Jackass para siempre

Crítica de Ezequiel Boetti - Página 12

La inventiva al servicio de la estupidez

“Hace veinte años hicimos por primera vez esta prueba, y ahora vamos a repetir esta estupidez”, dice en un momento de Jackass por siempre su alma mater Johnny Knoxville. La “prueba” consiste en colocar a uno de los muchachos de la troupe surgida hace más de dos décadas en el programa de MTV que cimentó las bases para cuatro películas posteriores –y dos versiones extendidas lanzadas directamente al mercado hogareño– contra una pared, munido únicamente de calzoncillos y un protector testicular. Todo para que el luchador de UFC con el récord de la piña con más fuerza (similar a la del choque de un auto, según dice Google) le pegue en las bolas. A eso le sigue la llegada de una jugadora de softbol profesional que le arroja una pelota directo a la entrepierna y, luego, la de uno de sus compañeros con un bastón saltador para, claro, impulsarse con todas sus fuerzas sobre ese mismo lugar.

Poco ha cambiado en la dinámica de Knoxville y compañía, quienes siguen a pies juntillas la fórmula que vienen aplicando desde las tres temporadas emitidas entre 2000 y 2002 en el canal musical que no pasa música. Una fórmula que podría reducirse, básicamente, a un grupo de boludones –veinteañeros en su momento, cincuentones con canas ahora– maltratándose por el solo placer de hacerlo mediante desafíos extremos de toda calaña, desde pruebas físicas hasta asquerosidades como meterse a un baño químico lleno de excremento mientras una grúa lo levanta y lo da vuelta o tomarse un buen trago de semen de cerdo.

El menú de Jackass por siempre –dirigida, como la serie y todas las películas anteriores, por Jeff Tremaine– incluye una rampa humana donde los muchachos se apilan en el piso como base de una tabla que funcionará como plataforma de despegue para motos, bicicletas y skates, elevarse con un cañón y caer a un lago con unas alitas de pluma, entrar disfrazados de integrantes de una banda musical por uno de los laterales de una máquina de correr para que los lance contra una pared.

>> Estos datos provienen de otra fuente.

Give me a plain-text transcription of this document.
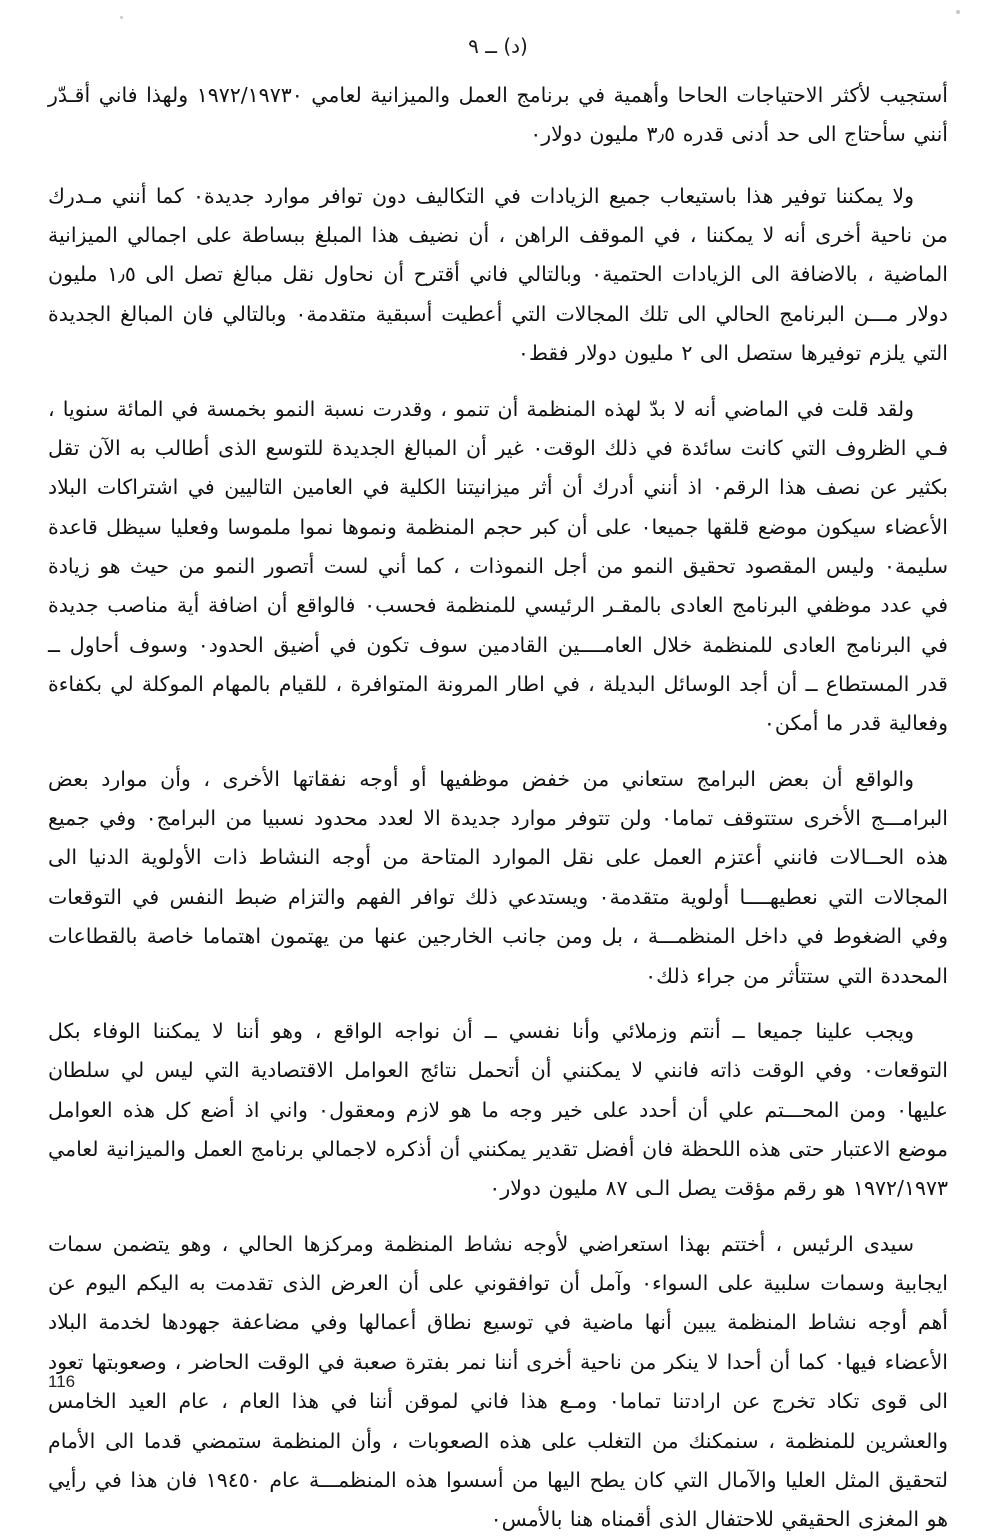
(د) ــ ٩

أستجيب لأكثر الاحتياجات الحاحا وأهمية في برنامج العمل والميزانية لعامي ١٩٧٢/١٩٧٣٠ ولهذا فاني أقـدّر أنني سأحتاج الى حد أدنى قدره ٣٫٥ مليون دولار٠

ولا يمكننا توفير هذا باستيعاب جميع الزيادات في التكاليف دون توافر موارد جديدة٠ كما أنني مـدرك من ناحية أخرى أنه لا يمكننا ، في الموقف الراهن ، أن نضيف هذا المبلغ ببساطة على اجمالي الميزانية الماضية ، بالاضافة الى الزيادات الحتمية٠ وبالتالي فاني أقترح أن نحاول نقل مبالغ تصل الى ١٫٥ مليون دولار مـــن البرنامج الحالي الى تلك المجالات التي أعطيت أسبقية متقدمة٠ وبالتالي فان المبالغ الجديدة التي يلزم توفيرها ستصل الى ٢ مليون دولار فقط٠

ولقد قلت في الماضي أنه لا بدّ لهذه المنظمة أن تنمو ، وقدرت نسبة النمو بخمسة في المائة سنويا ، فـي الظروف التي كانت سائدة في ذلك الوقت٠ غير أن المبالغ الجديدة للتوسع الذى أطالب به الآن تقل بكثير عن نصف هذا الرقم٠ اذ أنني أدرك أن أثر ميزانيتنا الكلية في العامين التاليين في اشتراكات البلاد الأعضاء سيكون موضع قلقها جميعا٠ على أن كبر حجم المنظمة ونموها نموا ملموسا وفعليا سيظل قاعدة سليمة٠ وليس المقصود تحقيق النمو من أجل النموذات ، كما أني لست أتصور النمو من حيث هو زيادة في عدد موظفي البرنامج العادى بالمقـر الرئيسي للمنظمة فحسب٠ فالواقع أن اضافة أية مناصب جديدة في البرنامج العادى للمنظمة خلال العامــــين القادمين سوف تكون في أضيق الحدود٠ وسوف أحاول ــ قدر المستطاع ــ أن أجد الوسائل البديلة ، في اطار المرونة المتوافرة ، للقيام بالمهام الموكلة لي بكفاءة وفعالية قدر ما أمكن٠

والواقع أن بعض البرامج ستعاني من خفض موظفيها أو أوجه نفقاتها الأخرى ، وأن موارد بعض البرامـــج الأخرى ستتوقف تماما٠ ولن تتوفر موارد جديدة الا لعدد محدود نسبيا من البرامج٠ وفي جميع هذه الحــالات فانني أعتزم العمل على نقل الموارد المتاحة من أوجه النشاط ذات الأولوية الدنيا الى المجالات التي نعطيهــــا أولوية متقدمة٠ ويستدعي ذلك توافر الفهم والتزام ضبط النفس في التوقعات وفي الضغوط في داخل المنظمـــة ، بل ومن جانب الخارجين عنها من يهتمون اهتماما خاصة بالقطاعات المحددة التي ستتأثر من جراء ذلك٠

ويجب علينا جميعا ــ أنتم وزملائي وأنا نفسي ــ أن نواجه الواقع ، وهو أننا لا يمكننا الوفاء بكل التوقعات٠ وفي الوقت ذاته فانني لا يمكنني أن أتحمل نتائج العوامل الاقتصادية التي ليس لي سلطان عليها٠ ومن المحـــتم علي أن أحدد على خير وجه ما هو لازم ومعقول٠ واني اذ أضع كل هذه العوامل موضع الاعتبار حتى هذه اللحظة فان أفضل تقدير يمكنني أن أذكره لاجمالي برنامج العمل والميزانية لعامي ١٩٧٢/١٩٧٣ هو رقم مؤقت يصل الـى ٨٧ مليون دولار٠

سيدى الرئيس ، أختتم بهذا استعراضي لأوجه نشاط المنظمة ومركزها الحالي ، وهو يتضمن سمات ايجابية وسمات سلبية على السواء٠ وآمل أن توافقوني على أن العرض الذى تقدمت به اليكم اليوم عن أهم أوجه نشاط المنظمة يبين أنها ماضية في توسيع نطاق أعمالها وفي مضاعفة جهودها لخدمة البلاد الأعضاء فيها٠ كما أن أحدا لا ينكر من ناحية أخرى أننا نمر بفترة صعبة في الوقت الحاضر ، وصعوبتها تعود الى قوى تكاد تخرج عن ارادتنا تماما٠ ومـع هذا فاني لموقن أننا في هذا العام ، عام العيد الخامس والعشرين للمنظمة ، سنمكنك من التغلب على هذه الصعوبات ، وأن المنظمة ستمضي قدما الى الأمام لتحقيق المثل العليا والآمال التي كان يطح اليها من أسسوا هذه المنظمـــة عام ١٩٤٥٠ فان هذا في رأيي هو المغزى الحقيقي للاحتفال الذى أقمناه هنا بالأمس٠

116
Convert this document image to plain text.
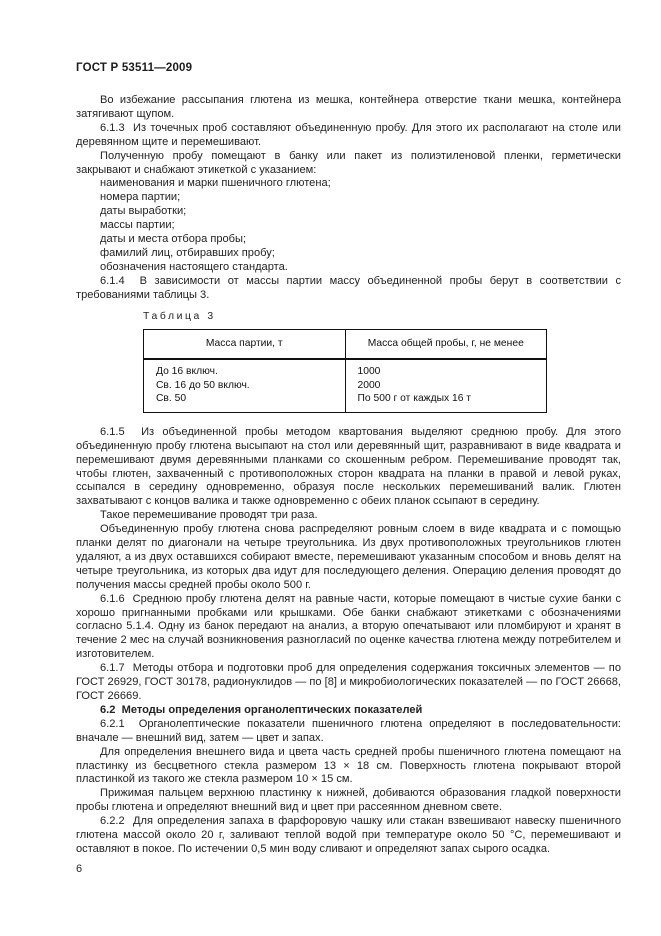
ГОСТ Р 53511—2009

Во избежание рассыпания глютена из мешка, контейнера отверстие ткани мешка, контейнера затягивают щупом.

6.1.3  Из точечных проб составляют объединенную пробу. Для этого их располагают на столе или деревянном щите и перемешивают.

Полученную пробу помещают в банку или пакет из полиэтиленовой пленки, герметически закрывают и снабжают этикеткой с указанием:

наименования и марки пшеничного глютена;

номера партии;

даты выработки;

массы партии;

даты и места отбора пробы;

фамилий лиц, отбиравших пробу;

обозначения настоящего стандарта.

6.1.4  В зависимости от массы партии массу объединенной пробы берут в соответствии с требованиями таблицы 3.

Таблица 3
Масса партии, т	Масса общей пробы, г, не менее
До 16 включ.	1000
Св. 16 до 50 включ.	2000
Св. 50	По 500 г от каждых 16 т

6.1.5  Из объединенной пробы методом квартования выделяют среднюю пробу. Для этого объединенную пробу глютена высыпают на стол или деревянный щит, разравнивают в виде квадрата и перемешивают двумя деревянными планками со скошенным ребром. Перемешивание проводят так, чтобы глютен, захваченный с противоположных сторон квадрата на планки в правой и левой руках, ссыпался в середину одновременно, образуя после нескольких перемешиваний валик. Глютен захватывают с концов валика и также одновременно с обеих планок ссыпают в середину.

Такое перемешивание проводят три раза.

Объединенную пробу глютена снова распределяют ровным слоем в виде квадрата и с помощью планки делят по диагонали на четыре треугольника. Из двух противоположных треугольников глютен удаляют, а из двух оставшихся собирают вместе, перемешивают указанным способом и вновь делят на четыре треугольника, из которых два идут для последующего деления. Операцию деления проводят до получения массы средней пробы около 500 г.

6.1.6  Среднюю пробу глютена делят на равные части, которые помещают в чистые сухие банки с хорошо пригнанными пробками или крышками. Обе банки снабжают этикетками с обозначениями согласно 5.1.4. Одну из банок передают на анализ, а вторую опечатывают или пломбируют и хранят в течение 2 мес на случай возникновения разногласий по оценке качества глютена между потребителем и изготовителем.

6.1.7  Методы отбора и подготовки проб для определения содержания токсичных элементов — по ГОСТ 26929, ГОСТ 30178, радионуклидов — по [8] и микробиологических показателей — по ГОСТ 26668, ГОСТ 26669.

6.2  Методы определения органолептических показателей

6.2.1  Органолептические показатели пшеничного глютена определяют в последовательности: вначале — внешний вид, затем — цвет и запах.

Для определения внешнего вида и цвета часть средней пробы пшеничного глютена помещают на пластинку из бесцветного стекла размером 13 × 18 см. Поверхность глютена покрывают второй пластинкой из такого же стекла размером 10 × 15 см.

Прижимая пальцем верхнюю пластинку к нижней, добиваются образования гладкой поверхности пробы глютена и определяют внешний вид и цвет при рассеянном дневном свете.

6.2.2  Для определения запаха в фарфоровую чашку или стакан взвешивают навеску пшеничного глютена массой около 20 г, заливают теплой водой при температуре около 50 °С, перемешивают и оставляют в покое. По истечении 0,5 мин воду сливают и определяют запах сырого осадка.

6
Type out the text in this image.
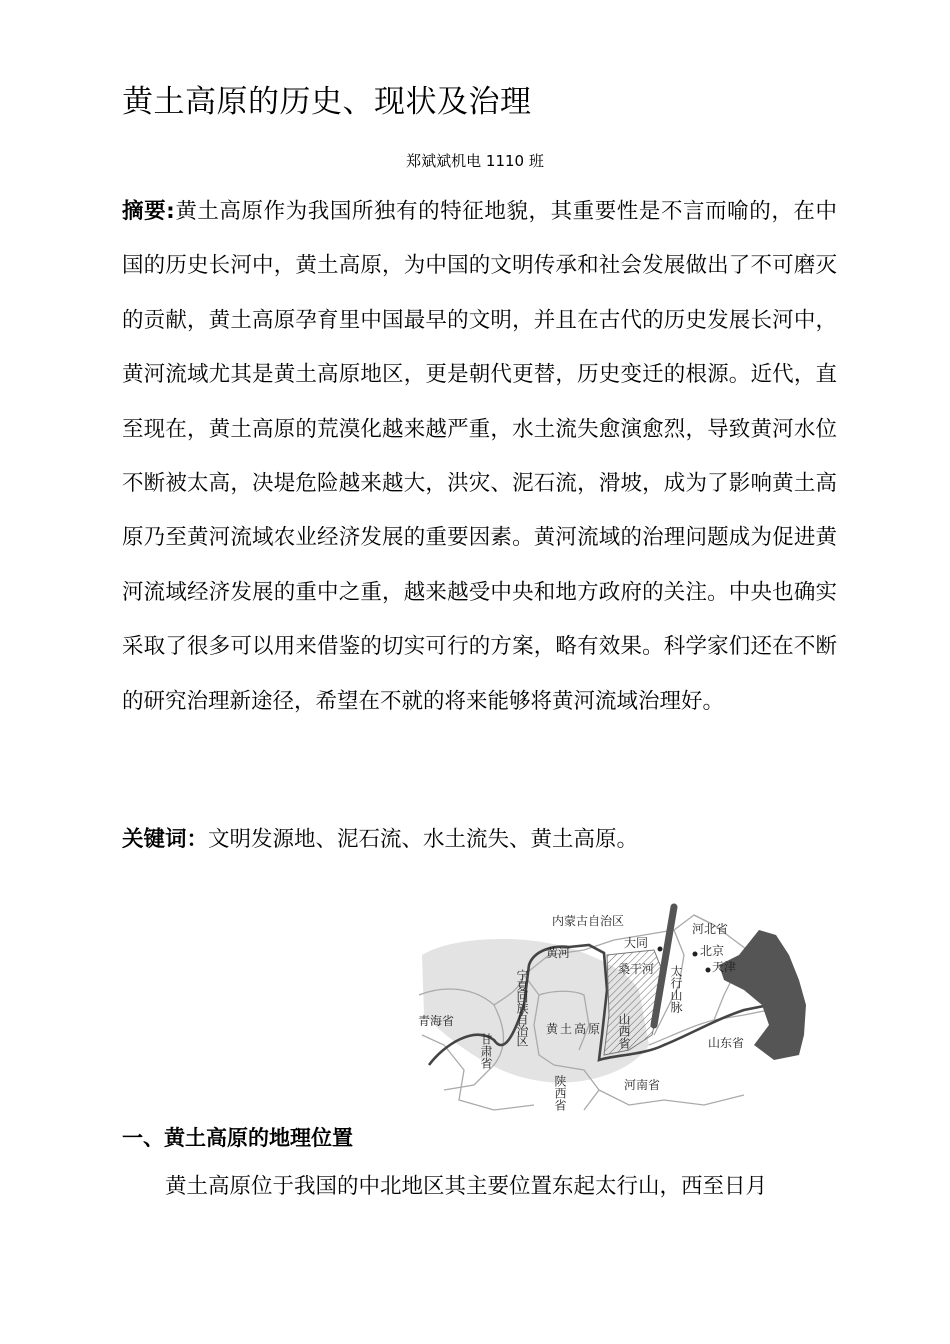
黄土高原的历史、现状及治理
郑斌斌机电 1110 班

摘要:黄土高原作为我国所独有的特征地貌，其重要性是不言而喻的，在中国的历史长河中，黄土高原，为中国的文明传承和社会发展做出了不可磨灭的贡献，黄土高原孕育里中国最早的文明，并且在古代的历史发展长河中，黄河流域尤其是黄土高原地区，更是朝代更替，历史变迁的根源。近代，直至现在，黄土高原的荒漠化越来越严重，水土流失愈演愈烈，导致黄河水位不断被太高，决堤危险越来越大，洪灾、泥石流，滑坡，成为了影响黄土高原乃至黄河流域农业经济发展的重要因素。黄河流域的治理问题成为促进黄河流域经济发展的重中之重，越来越受中央和地方政府的关注。中央也确实采取了很多可以用来借鉴的切实可行的方案，略有效果。科学家们还在不断的研究治理新途径，希望在不就的将来能够将黄河流域治理好。

关键词：文明发源地、泥石流、水土流失、黄土高原。

内蒙古自治区
河北省
大同
北京
天津
黄河
宁夏回族自治区	桑干河 太行山脉
青海省
甘肃省
黄土高原 山西省	山东省
陕西省	河南省
一、黄土高原的地理位置

黄土高原位于我国的中北地区其主要位置东起太行山，西至日月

También arrojarse de panza sobre cactus o utilizar ventiladores que generan vientos de 150 kilómetros por hora como impulsores de un paracaídas para levantar vuelo y terminar estrolados contra el piso. Y, la cerecita del postre, intentar generar una explosión subacuática en una suerte de féretro de vidrio utilizando el gas metano de los pedos. ¡Y funciona! Jackass, entonces, como la inventiva al servicio de la estupidez.

No es descabellado pensar todo eso como, además de pruebas de destreza, una manera de hacer de la travesura adolescente ampliada por el registro público una manera de habitar y relacionarse con el mundo. Y de pasarla bien, pues puede decirse cualquiera cosa contra ellos, menos que no se divierten. Es cierto que los muchachos están grandes, lo que explica la inclusión de nuevos integrantes dispuestos a dejarse picar por un escarabajo, “besar” a una víbora venenosa sin emitir sonido alguno o embadurnarse los genitales con miel y carne para que un oso le tire unos buenos lengüetazos. Tan cierto como que en la película abundan pedos, vómitos, pinturas, culos, patadas, insectos, piñas, bicicletas, skates, toros, motos y sudor. Todo chocado, untado, pegado o desparramado sobre gordos, flacos, enanos, blancos y negros dispuestos a golpearse hasta más allá de lo soportable. Jackass funciona, entrelíneas, como una celebración de lo deforme, de lo físicamente contra hegemónico, mediante esos cuerpos que se pasean en bolas sin ningún tipo de prurito.

Ellos son amigos y sus películas, ésta incluida, un modo masoquista de entender la amistad masculina. Porque de eso se trata, de una larga joda sabatina motorizada por la alegría del golpe ajeno que valida que el slapstick se dobla pero no se rompe: no importa cuánto avance la tecnología, qué tan rápido podamos comunicarnos o cómo evolucionen las cámaras, una piña en el momento justo y en la parte de cuerpo indicada fue, es y seguirá siendo cómicamente imbatible.